Second, we need to understand in the legal community that words have meanings, and that co-opting those words to silence people or squelch behavior you potentially find repulsive or unbecoming is not acceptable.  We are rapidly progressing toward a society where such behavior will more than likely see legislation passed in an attempt to criminalize it.  Harassment in Tennessee is already a Class A misdemeanor, with very strict and narrow definitions to avoid something as broad as “Not Your Fucking Sweetheart” becoming a crime blotter.  Visceral reactions aside and appeals to emotion over how men such as myself “don’t know what it’s like to suffer street harassment” be damned–when you’re talking about sending someone to jail or giving them a criminal record because of something you find repulsive or offensive, you’d better have a good, narrowly tailored statute that defines and criminalizes specific heinous behavior–not just placing authority in the hands of an alleged “victim” to have her “offender” thrown in the stocks and pilloried.  The takeaway from “Not Your Fucking Sweetheart” would tend to suggest the latter is the goal of those who want to catalog “street harassment”–namely as SG puts it:

To the extent there is a takeaway, it’s that any interaction, verbal or not, kind or not, pleasant or not, is harassment if it’s not invited.

From where I’m sitting, you don’t get to determine a person’s jail sentence just because you disagree with an uninvited interaction.

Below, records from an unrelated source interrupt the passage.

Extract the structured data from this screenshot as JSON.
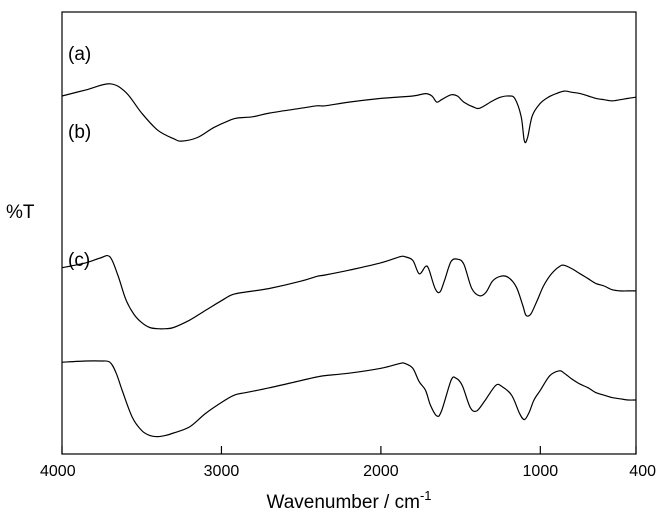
{
  "chart_data": {
    "type": "line",
    "title": "",
    "xlabel": "Wavenumber / cm",
    "xlabel_superscript": "-1",
    "ylabel": "%T",
    "xlim": [
      4000,
      400
    ],
    "x_reversed": true,
    "y_ticks_shown": false,
    "grid": false,
    "xticks": [
      4000,
      3000,
      2000,
      1000,
      400
    ],
    "xtick_labels": [
      "4000",
      "3000",
      "2000",
      "1000",
      "400"
    ],
    "series": [
      {
        "name": "(a)",
        "label": "(a)",
        "points": [
          [
            4000,
            82
          ],
          [
            3850,
            87
          ],
          [
            3700,
            92
          ],
          [
            3600,
            85
          ],
          [
            3500,
            68
          ],
          [
            3400,
            54
          ],
          [
            3300,
            47
          ],
          [
            3250,
            45
          ],
          [
            3150,
            48
          ],
          [
            3050,
            56
          ],
          [
            2950,
            62
          ],
          [
            2900,
            64
          ],
          [
            2800,
            65
          ],
          [
            2700,
            68
          ],
          [
            2500,
            72
          ],
          [
            2400,
            74
          ],
          [
            2350,
            74
          ],
          [
            2200,
            77
          ],
          [
            2000,
            80
          ],
          [
            1800,
            82
          ],
          [
            1720,
            84
          ],
          [
            1680,
            82
          ],
          [
            1650,
            77
          ],
          [
            1620,
            79
          ],
          [
            1560,
            83
          ],
          [
            1520,
            82
          ],
          [
            1480,
            77
          ],
          [
            1420,
            73
          ],
          [
            1380,
            72
          ],
          [
            1300,
            78
          ],
          [
            1250,
            81
          ],
          [
            1200,
            82
          ],
          [
            1160,
            80
          ],
          [
            1120,
            65
          ],
          [
            1100,
            45
          ],
          [
            1080,
            48
          ],
          [
            1050,
            66
          ],
          [
            1000,
            76
          ],
          [
            950,
            81
          ],
          [
            900,
            84
          ],
          [
            850,
            86
          ],
          [
            800,
            85
          ],
          [
            750,
            84
          ],
          [
            700,
            82
          ],
          [
            650,
            80
          ],
          [
            600,
            79
          ],
          [
            550,
            78
          ],
          [
            500,
            79
          ],
          [
            450,
            80
          ],
          [
            400,
            81
          ]
        ]
      },
      {
        "name": "(b)",
        "label": "(b)",
        "points": [
          [
            4000,
            56
          ],
          [
            3850,
            60
          ],
          [
            3760,
            64
          ],
          [
            3700,
            65
          ],
          [
            3650,
            50
          ],
          [
            3600,
            30
          ],
          [
            3550,
            18
          ],
          [
            3500,
            11
          ],
          [
            3450,
            7
          ],
          [
            3400,
            6
          ],
          [
            3350,
            6
          ],
          [
            3300,
            7
          ],
          [
            3200,
            13
          ],
          [
            3100,
            21
          ],
          [
            3000,
            29
          ],
          [
            2930,
            34
          ],
          [
            2850,
            36
          ],
          [
            2700,
            39
          ],
          [
            2500,
            45
          ],
          [
            2400,
            49
          ],
          [
            2350,
            50
          ],
          [
            2200,
            54
          ],
          [
            2000,
            60
          ],
          [
            1880,
            65
          ],
          [
            1850,
            65
          ],
          [
            1800,
            62
          ],
          [
            1760,
            51
          ],
          [
            1720,
            57
          ],
          [
            1700,
            55
          ],
          [
            1660,
            39
          ],
          [
            1630,
            36
          ],
          [
            1600,
            46
          ],
          [
            1560,
            61
          ],
          [
            1520,
            63
          ],
          [
            1480,
            59
          ],
          [
            1430,
            39
          ],
          [
            1380,
            33
          ],
          [
            1340,
            36
          ],
          [
            1300,
            45
          ],
          [
            1250,
            49
          ],
          [
            1200,
            48
          ],
          [
            1150,
            40
          ],
          [
            1110,
            25
          ],
          [
            1090,
            17
          ],
          [
            1060,
            18
          ],
          [
            1020,
            29
          ],
          [
            980,
            41
          ],
          [
            930,
            51
          ],
          [
            880,
            57
          ],
          [
            850,
            58
          ],
          [
            800,
            55
          ],
          [
            750,
            51
          ],
          [
            700,
            47
          ],
          [
            650,
            43
          ],
          [
            600,
            41
          ],
          [
            550,
            38
          ],
          [
            500,
            37
          ],
          [
            450,
            37
          ],
          [
            400,
            37
          ]
        ]
      },
      {
        "name": "(c)",
        "label": "(c)",
        "points": [
          [
            4000,
            31
          ],
          [
            3850,
            32
          ],
          [
            3760,
            32
          ],
          [
            3700,
            31
          ],
          [
            3660,
            22
          ],
          [
            3620,
            7
          ],
          [
            3560,
            -14
          ],
          [
            3500,
            -25
          ],
          [
            3450,
            -29
          ],
          [
            3400,
            -30
          ],
          [
            3350,
            -29
          ],
          [
            3300,
            -27
          ],
          [
            3200,
            -22
          ],
          [
            3100,
            -11
          ],
          [
            3000,
            -2
          ],
          [
            2920,
            4
          ],
          [
            2850,
            6
          ],
          [
            2700,
            10
          ],
          [
            2500,
            16
          ],
          [
            2400,
            19
          ],
          [
            2350,
            20
          ],
          [
            2200,
            22
          ],
          [
            2000,
            26
          ],
          [
            1880,
            30
          ],
          [
            1850,
            30
          ],
          [
            1800,
            26
          ],
          [
            1760,
            15
          ],
          [
            1720,
            8
          ],
          [
            1690,
            -4
          ],
          [
            1650,
            -13
          ],
          [
            1620,
            -9
          ],
          [
            1560,
            16
          ],
          [
            1530,
            18
          ],
          [
            1490,
            12
          ],
          [
            1440,
            -6
          ],
          [
            1400,
            -9
          ],
          [
            1350,
            -1
          ],
          [
            1280,
            12
          ],
          [
            1240,
            11
          ],
          [
            1180,
            4
          ],
          [
            1130,
            -11
          ],
          [
            1100,
            -16
          ],
          [
            1070,
            -10
          ],
          [
            1040,
            0
          ],
          [
            1000,
            8
          ],
          [
            940,
            20
          ],
          [
            880,
            24
          ],
          [
            850,
            22
          ],
          [
            800,
            17
          ],
          [
            750,
            13
          ],
          [
            700,
            10
          ],
          [
            650,
            6
          ],
          [
            600,
            4
          ],
          [
            550,
            2
          ],
          [
            500,
            1
          ],
          [
            450,
            0
          ],
          [
            400,
            0
          ]
        ]
      }
    ]
  }
}
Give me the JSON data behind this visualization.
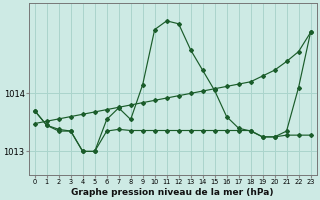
{
  "title": "Graphe pression niveau de la mer (hPa)",
  "background_color": "#cdeae4",
  "grid_color": "#aad4cc",
  "line_color": "#1a5c2a",
  "x_values": [
    0,
    1,
    2,
    3,
    4,
    5,
    6,
    7,
    8,
    9,
    10,
    11,
    12,
    13,
    14,
    15,
    16,
    17,
    18,
    19,
    20,
    21,
    22,
    23
  ],
  "series_wavy": [
    1013.7,
    1013.45,
    1013.35,
    1013.35,
    1013.0,
    1013.0,
    1013.55,
    1013.75,
    1013.55,
    1014.15,
    1015.1,
    1015.25,
    1015.2,
    1014.75,
    1014.4,
    1014.05,
    1013.6,
    1013.4,
    1013.35,
    1013.25,
    1013.25,
    1013.35,
    1014.1,
    1015.05
  ],
  "series_flat": [
    1013.7,
    1013.45,
    1013.38,
    1013.35,
    1013.0,
    1013.0,
    1013.35,
    1013.38,
    1013.36,
    1013.36,
    1013.36,
    1013.36,
    1013.36,
    1013.36,
    1013.36,
    1013.36,
    1013.36,
    1013.36,
    1013.36,
    1013.25,
    1013.25,
    1013.28,
    1013.28,
    1013.28
  ],
  "series_diag": [
    1013.48,
    1013.52,
    1013.56,
    1013.6,
    1013.64,
    1013.68,
    1013.72,
    1013.76,
    1013.8,
    1013.84,
    1013.88,
    1013.92,
    1013.96,
    1014.0,
    1014.04,
    1014.08,
    1014.12,
    1014.16,
    1014.2,
    1014.3,
    1014.4,
    1014.55,
    1014.72,
    1015.05
  ],
  "ylim": [
    1012.6,
    1015.55
  ],
  "yticks": [
    1013,
    1014
  ],
  "figsize": [
    3.2,
    2.0
  ],
  "dpi": 100
}
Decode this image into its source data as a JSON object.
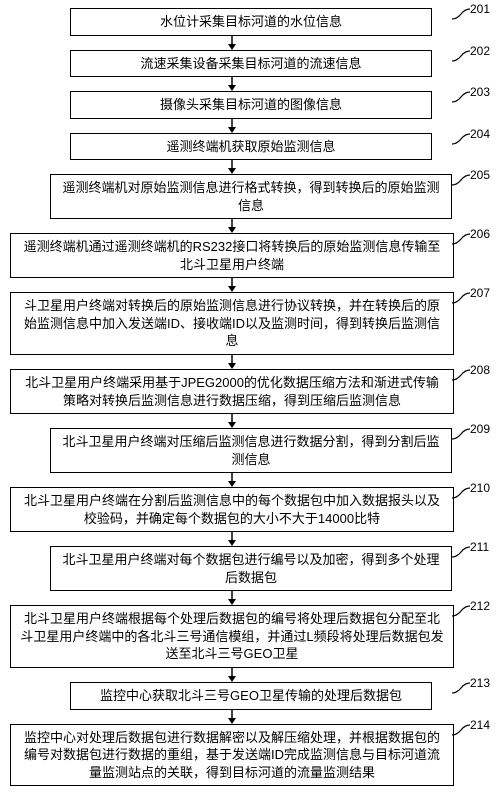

Finally, we need to realize that this is a problem, but it’s one of perspective that demands discussion beyond simple face acceptance.  “Street Harassment” is a commonly accepted issue because reasons, and because people say it is.  There’s also no denying that women suffer from harassing behavior on the street when walking from place to place, but even Not Your Fucking Sweetheart says that

One thing I’ve noticed in the past few days is that — now that I’m paying attention all of the time — I’m not actually being harassed constantly. In general, people are pretty respectful of others’ space and/or not paying attention. However, when I am harassed, it stays with me for days and colors how I view everyone I encounter.

So we know the problem exists, and for a segment of the populace it’s a big deal that can color their views and send them down the world of “identity quakes” for days after the experience occurs.  However, if we’re going to define the unwanted behaviors, and take steps to mitigate the harms done to women (and men), we need to have a frank discussion about the issue.  Boundary lines need to be drawn, and we need clear definitions as to what makes for harassment versus simply uninvited and unpleasant encounters.  Simply taking the accuser’s word at face value and damning the alleged “harasser” to the ninth circle of sexual predator hell isn’t going to cut it.

It’s definitely a matter of perspective, it’s a matter that I don’t get, it’s a matter that a lot of men don’t get–and we’re going to need clear lines established through communication before we can make progress on this issue.